Ah, il glorioso “Golden power”. Quel potere magico che l’Italia brandisce con orgoglio per difendere gli intoccabili “interessi economici e finanziari”, perché, si sa, la sicurezza nazionale è roba seria da non sottovalutare, specialmente quando si tratta di risparmiatori che quel risparmio lo vogliono vedere tutelato, non volatilizzato in qualche operazione bancaria. Ecco quindi la lettera tutta seria del ministero dell’Economia inviata all’illuminato Ue, più precisamente alla Dg Comp, con quell’impalcatura di clausole e rassicurazioni che il governo ha approvato, dichiarando tutto legittimo, fattibile e pienamente nel diritto di applicare quei famigerati poteri speciali sull’operazione Unicredit-Banco Bpm. Il tutto condito da una chicca decisamente poco casuale: Unicredit dovrà sbrigarsi a uscire dalla Russia entro il 18 gennaio. Perché, ovviamente, essere coerenti è la priorità di un gigante bancario coinvolto in una missione esemplare di salvataggio risparmiatori.

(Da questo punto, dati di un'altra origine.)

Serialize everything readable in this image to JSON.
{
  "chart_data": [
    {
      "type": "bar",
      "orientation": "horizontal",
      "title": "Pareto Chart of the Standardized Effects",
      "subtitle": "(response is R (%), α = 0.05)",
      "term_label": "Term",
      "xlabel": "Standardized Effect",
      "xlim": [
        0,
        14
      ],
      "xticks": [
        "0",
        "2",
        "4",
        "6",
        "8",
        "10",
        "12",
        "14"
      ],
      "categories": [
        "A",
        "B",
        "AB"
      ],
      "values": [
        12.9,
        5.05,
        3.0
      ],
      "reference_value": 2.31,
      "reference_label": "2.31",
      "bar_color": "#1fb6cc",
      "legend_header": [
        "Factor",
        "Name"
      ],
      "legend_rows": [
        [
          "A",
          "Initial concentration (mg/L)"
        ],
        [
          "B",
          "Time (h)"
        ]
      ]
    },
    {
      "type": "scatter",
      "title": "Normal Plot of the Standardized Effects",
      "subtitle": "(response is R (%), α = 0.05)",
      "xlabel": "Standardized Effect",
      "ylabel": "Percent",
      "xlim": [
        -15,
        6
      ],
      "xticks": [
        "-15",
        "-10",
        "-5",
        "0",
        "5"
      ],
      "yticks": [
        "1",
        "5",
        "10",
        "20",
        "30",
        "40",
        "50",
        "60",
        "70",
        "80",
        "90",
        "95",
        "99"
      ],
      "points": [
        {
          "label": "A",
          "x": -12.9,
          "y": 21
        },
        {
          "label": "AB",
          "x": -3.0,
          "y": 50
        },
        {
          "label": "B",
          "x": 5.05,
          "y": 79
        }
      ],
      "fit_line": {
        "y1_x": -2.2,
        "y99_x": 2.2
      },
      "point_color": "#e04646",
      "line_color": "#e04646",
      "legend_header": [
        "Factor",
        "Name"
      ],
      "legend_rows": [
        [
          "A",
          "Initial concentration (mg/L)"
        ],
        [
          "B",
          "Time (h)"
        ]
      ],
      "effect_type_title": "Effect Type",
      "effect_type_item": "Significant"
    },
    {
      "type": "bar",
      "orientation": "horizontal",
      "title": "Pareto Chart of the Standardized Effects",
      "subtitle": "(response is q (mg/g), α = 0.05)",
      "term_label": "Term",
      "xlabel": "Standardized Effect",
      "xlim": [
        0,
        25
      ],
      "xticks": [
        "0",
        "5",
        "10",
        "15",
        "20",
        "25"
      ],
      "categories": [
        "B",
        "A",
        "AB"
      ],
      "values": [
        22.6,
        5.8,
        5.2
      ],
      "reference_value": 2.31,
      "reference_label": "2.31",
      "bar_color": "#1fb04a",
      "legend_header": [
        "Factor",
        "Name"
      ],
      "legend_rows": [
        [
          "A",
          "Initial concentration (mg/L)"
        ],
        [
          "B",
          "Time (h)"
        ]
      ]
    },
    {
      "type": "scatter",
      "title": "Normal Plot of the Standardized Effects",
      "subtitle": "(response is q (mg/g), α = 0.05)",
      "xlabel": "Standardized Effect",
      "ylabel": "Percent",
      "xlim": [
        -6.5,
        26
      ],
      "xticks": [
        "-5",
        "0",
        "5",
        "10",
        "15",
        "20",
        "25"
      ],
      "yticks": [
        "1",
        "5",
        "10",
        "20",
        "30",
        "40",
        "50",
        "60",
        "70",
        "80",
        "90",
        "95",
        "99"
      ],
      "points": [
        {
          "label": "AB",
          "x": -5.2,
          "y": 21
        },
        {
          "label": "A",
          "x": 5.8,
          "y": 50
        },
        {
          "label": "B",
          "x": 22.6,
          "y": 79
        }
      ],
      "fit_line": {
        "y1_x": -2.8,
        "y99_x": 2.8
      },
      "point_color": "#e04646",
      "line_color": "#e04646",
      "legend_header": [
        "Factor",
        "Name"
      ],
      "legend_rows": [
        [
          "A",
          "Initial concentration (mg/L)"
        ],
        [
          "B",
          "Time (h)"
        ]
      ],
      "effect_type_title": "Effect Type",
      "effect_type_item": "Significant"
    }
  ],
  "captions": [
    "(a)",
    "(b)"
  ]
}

Ecco il fulcro di questo intrigo all’italiana: un fiume di depositi e risparmi che si unisce, si fonde, si mescola per centinaia di miliardi, creando quella che evidentemente è una questione di sicurezza… economica, ovviamente. Insomma, un’ottima scusa per giustificare azioni di potere sovrano in un contesto europeo che ogni tanto scuote la testa per la confusione tra politica e affari.

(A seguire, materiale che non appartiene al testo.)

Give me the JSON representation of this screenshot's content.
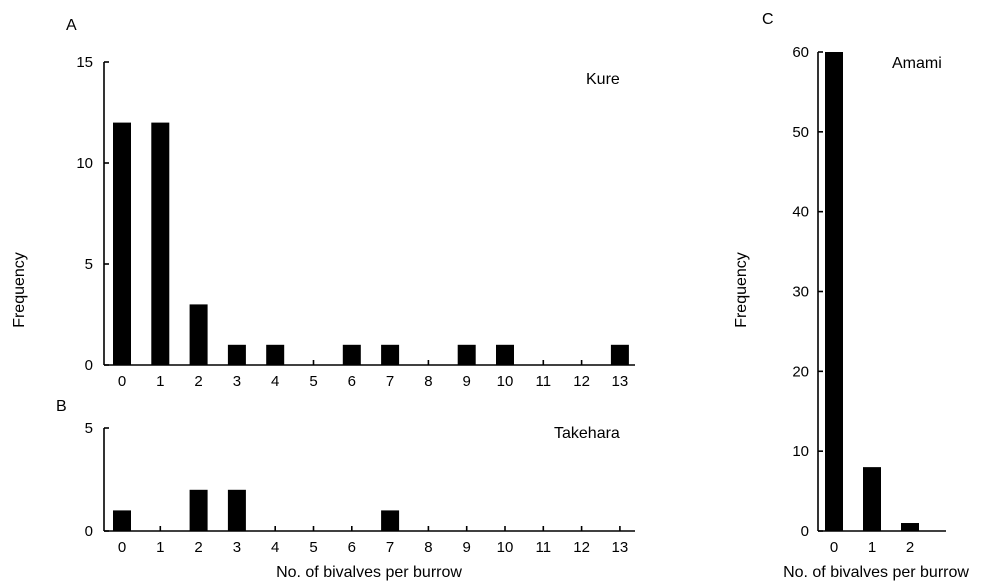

Il 60% del capitale detenuto da investitori extra-Ue: un dettaglio poco trascurabile

Ma aspettate, non è finita qui. L’Ue, mai troppo sorda alle note stonate di questo balletto bancario, aveva espresso qualche dubbio (quasi un’irriverenza) sull’idea che due signori italiani potessero improvvisamente fondersi senza problemi. A quel punto, il governo si è giustamente schermito con una risposta da applausi: oltre il 60% del capitale di Unicredit è in mano a investitori extra-Ue. Magari un giorno qualcuno ci spiegherà perché un’azienda “italiana” abbia più azionisti fuori dall’Europa che dentro, ma intanto godiamoci questo spettacolo geografico. Per inciso, il Regno Unito – quel luogo di raffinata indipendenza post-Brexit – pesa per un bel 20% nell’azionariato, mentre la Norvegia, da brava outsider, regala anch’essa la sua quota di protagonismo. Tradotto: il 40% dei capitali è americano, cioè praticamente a casa di zio Sam, e poco importa se siano più o meno sotto gli occhi vigili dell’Ue.

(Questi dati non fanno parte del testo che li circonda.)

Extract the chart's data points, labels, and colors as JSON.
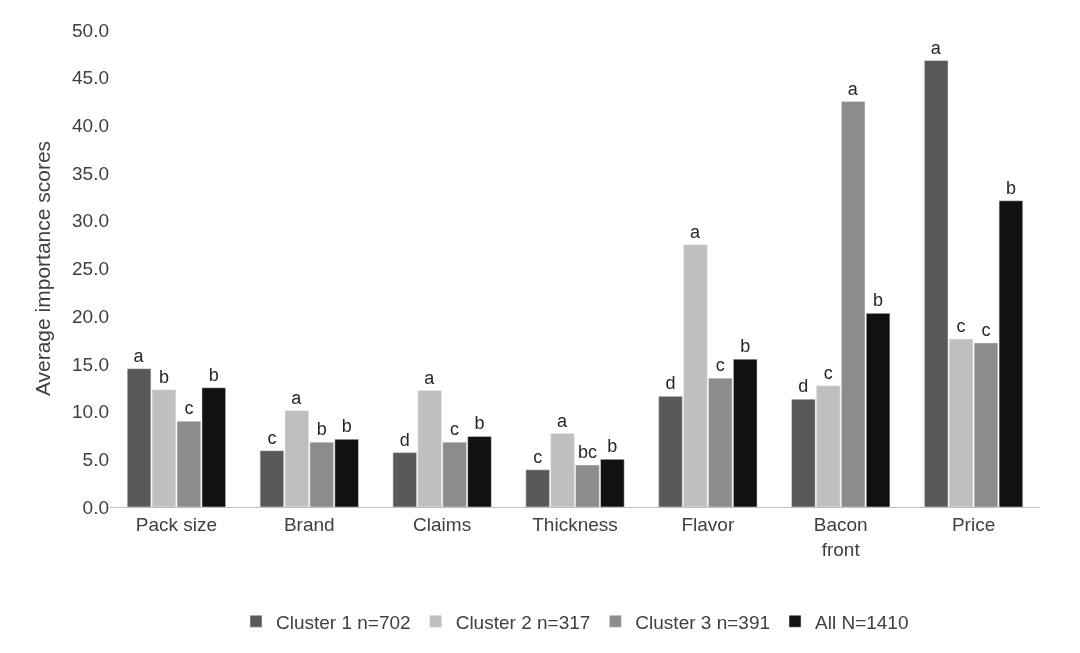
{
  "chart_data": {
    "type": "bar",
    "ylabel": "Average importance scores",
    "categories": [
      "Pack size",
      "Brand",
      "Claims",
      "Thickness",
      "Flavor",
      "Bacon front",
      "Price"
    ],
    "series": [
      {
        "name": "Cluster 1 n=702",
        "color": "#595959",
        "values": [
          14.5,
          5.9,
          5.7,
          3.9,
          11.6,
          11.3,
          46.8
        ],
        "value_labels": [
          "a",
          "c",
          "d",
          "c",
          "d",
          "d",
          "a"
        ]
      },
      {
        "name": "Cluster 2 n=317",
        "color": "#bfbfbf",
        "values": [
          12.3,
          10.1,
          12.2,
          7.7,
          27.5,
          12.7,
          17.6
        ],
        "value_labels": [
          "b",
          "a",
          "a",
          "a",
          "a",
          "c",
          "c"
        ]
      },
      {
        "name": "Cluster 3 n=391",
        "color": "#8c8c8c",
        "values": [
          9.0,
          6.8,
          6.8,
          4.4,
          13.5,
          42.5,
          17.2
        ],
        "value_labels": [
          "c",
          "b",
          "c",
          "bc",
          "c",
          "a",
          "c"
        ]
      },
      {
        "name": "All N=1410",
        "color": "#111111",
        "values": [
          12.5,
          7.1,
          7.4,
          5.0,
          15.5,
          20.3,
          32.1
        ],
        "value_labels": [
          "b",
          "b",
          "b",
          "b",
          "b",
          "b",
          "b"
        ]
      }
    ],
    "ylim": [
      0,
      50
    ],
    "yticks": [
      {
        "value": 0,
        "label": "0.0"
      },
      {
        "value": 5,
        "label": "5.0"
      },
      {
        "value": 10,
        "label": "10.0"
      },
      {
        "value": 15,
        "label": "15.0"
      },
      {
        "value": 20,
        "label": "20.0"
      },
      {
        "value": 25,
        "label": "25.0"
      },
      {
        "value": 30,
        "label": "30.0"
      },
      {
        "value": 35,
        "label": "35.0"
      },
      {
        "value": 40,
        "label": "40.0"
      },
      {
        "value": 45,
        "label": "45.0"
      },
      {
        "value": 50,
        "label": "50.0"
      }
    ],
    "grid": false,
    "legend": "bottom"
  }
}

Fortunatamente, il vero e unico motivo urgente che salva la faccia a questo pasticcio politico-finanziario è l’addio annunciato alla Russia. Un saluto diplomatico che non guasta mai, specialmente quando l’Italia vuole mostrarsi bella e intransigente sul palcoscenico internazionale contro l’invasione dell’Ucraina. Un gesto eterno di coerenza, quasi commovente se non fosse così grottescamente simbolico.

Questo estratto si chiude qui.